7. R 4.2.0 and Later

• PRNG: Addition of Xoroshiro128+ as an optional generator.
• Details: R 4.2.0 introduced Xoroshiro128+, a PRNG known for being fast and having a reasonable trade-off in terms of randomness quality for applications not requiring cryptographic security. It offers lower memory overhead compared to Mersenne Twister, making it ideal for simulation-heavy tasks.

Summary Table

R Version	Default PRNG	Other Available PRNGs	Notes
R < 1.0.0	Basic LCG	-	Simple LCGs with limited randomness quality.
R 1.0.0 - 2.0.0	Mersenne Twister	L’Ecuyer-CMRG	First use of Mersenne Twister as the default PRNG.
R 2.1.0 - 2.14.0	Mersenne Twister	Super-Duper, Knuth-TAOCP-2002	Additional PRNGs introduced for specific needs.
R 2.15.0 - 3.5.0	Mersenne Twister	Marsaglia-Multicarry, updated L’Ecuyer-CMRG	Added Marsaglia-Multicarry for faster random numbers.
R 3.6.0	Mersenne Twister	-	Updated sampling algorithm for better random permutations.
R 4.0.0 - 4.1.0	Mersenne Twister	L’Ecuyer-CMRG, 64-bit support	64-bit integer support for PRNGs.
R 4.2.0+	Mersenne Twister	Xoroshiro128+	Introduced Xoroshiro128+ for faster generation.

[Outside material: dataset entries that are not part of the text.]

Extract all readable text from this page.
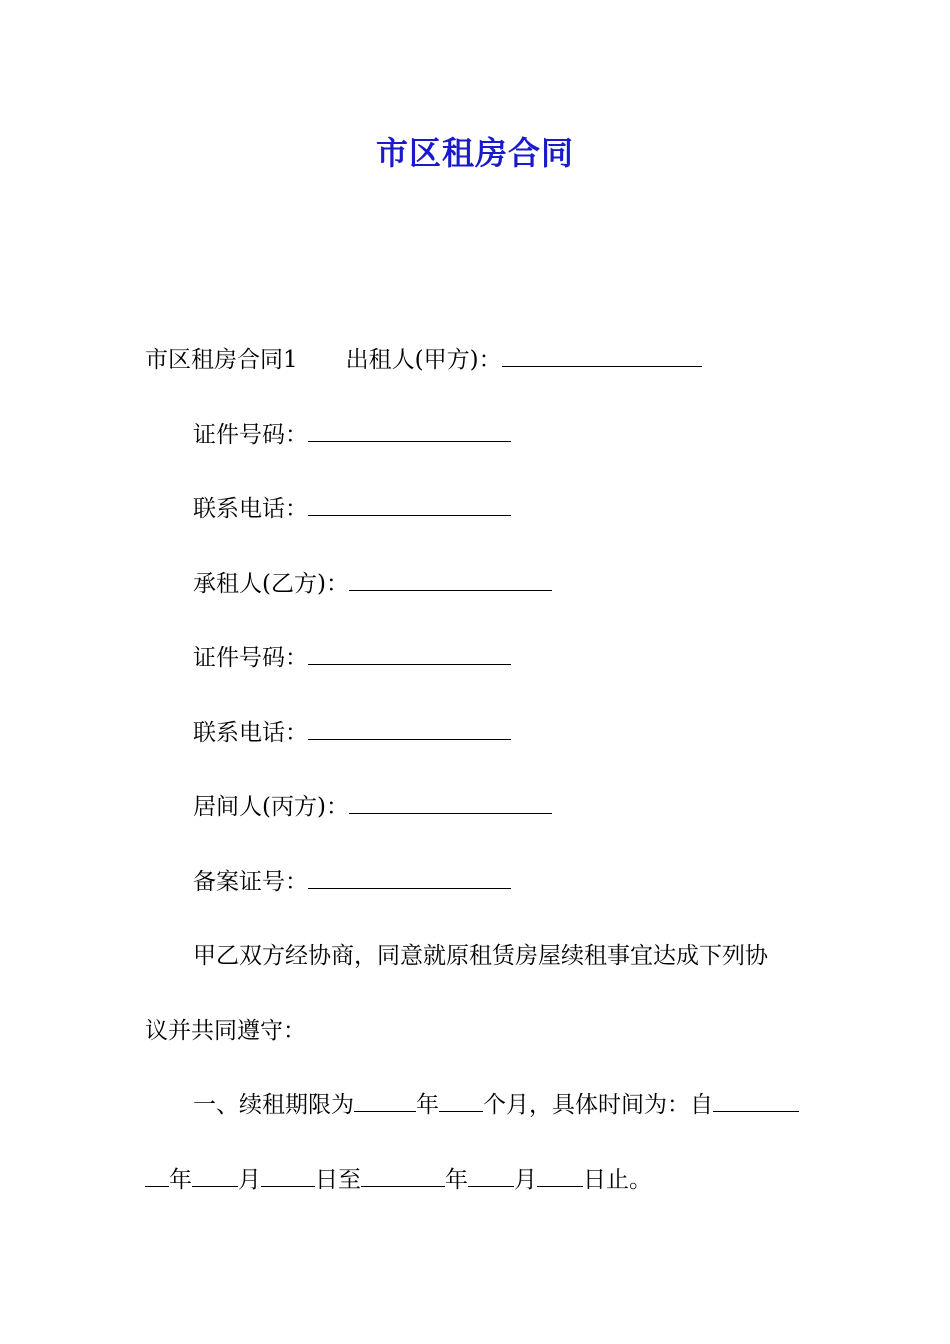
市区租房合同
市区租房合同1 出租人(甲方)：
证件号码：
联系电话：
承租人(乙方)：
证件号码：
联系电话：
居间人(丙方)：
备案证号：
甲乙双方经协商，同意就原租赁房屋续租事宜达成下列协
议并共同遵守：
一、续租期限为	年 个月，具体时间为：自
年 月 日至	年 月 日止。
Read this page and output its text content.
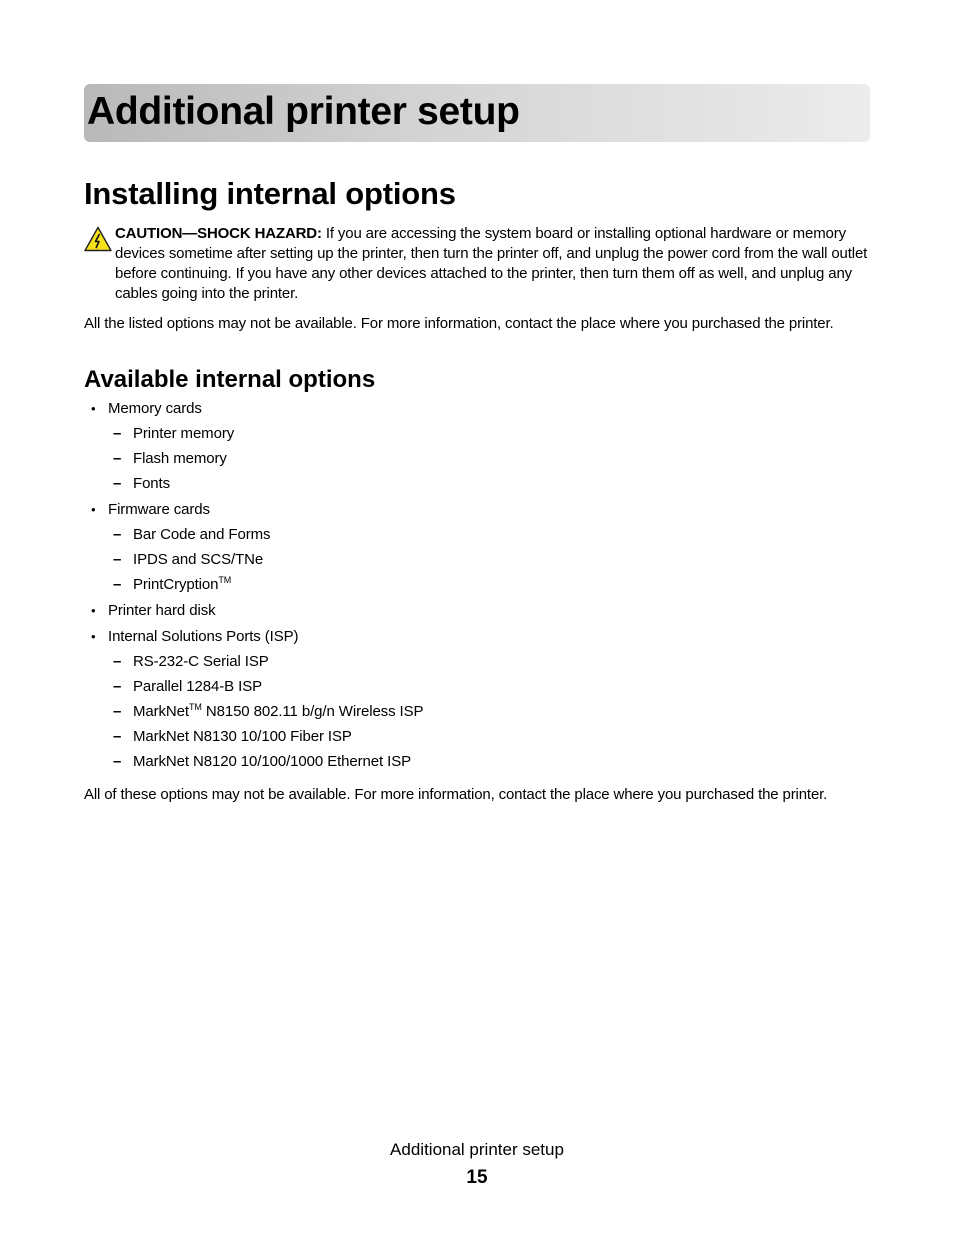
Additional printer setup
Installing internal options

CAUTION—SHOCK HAZARD: If you are accessing the system board or installing optional hardware or memory devices sometime after setting up the printer, then turn the printer off, and unplug the power cord from the wall outlet before continuing. If you have any other devices attached to the printer, then turn them off as well, and unplug any cables going into the printer.

All the listed options may not be available. For more information, contact the place where you purchased the printer.

Available internal options
• Memory cards
– Printer memory
– Flash memory
– Fonts
• Firmware cards
– Bar Code and Forms
– IPDS and SCS/TNe
– PrintCryption™
• Printer hard disk
• Internal Solutions Ports (ISP)
– RS-232-C Serial ISP
– Parallel 1284-B ISP
– MarkNet™ N8150 802.11 b/g/n Wireless ISP
– MarkNet N8130 10/100 Fiber ISP
– MarkNet N8120 10/100/1000 Ethernet ISP

All of these options may not be available. For more information, contact the place where you purchased the printer.

Additional printer setup
15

Reproducibility Across Versions

R allows explicit control of the RNG type and seed via RNGkind() and set.seed(), respectively, ensuring reproducibility even as PRNG options expand.

References

1. Random function - RDocumentation. https://www.rdocumentation.org/packages/base/versions/3.6.2/topics/Random.

2. Morris, T. P., White, I. R. & Crowther, M. J. Using simulation studies to evaluate statistical methods. Statistics in Medicine 38, 2074–2102 (2019).

3. Generating distributions from random number generators. Cross Validated https://stats.stackexchange.com/questions/637706/generating-distributions-from-random-number-generators.

4. L’Ecuyer, P. & Simard, R. TestU01. ACM Transactions on Mathematical Software 33, 1–40 (2007).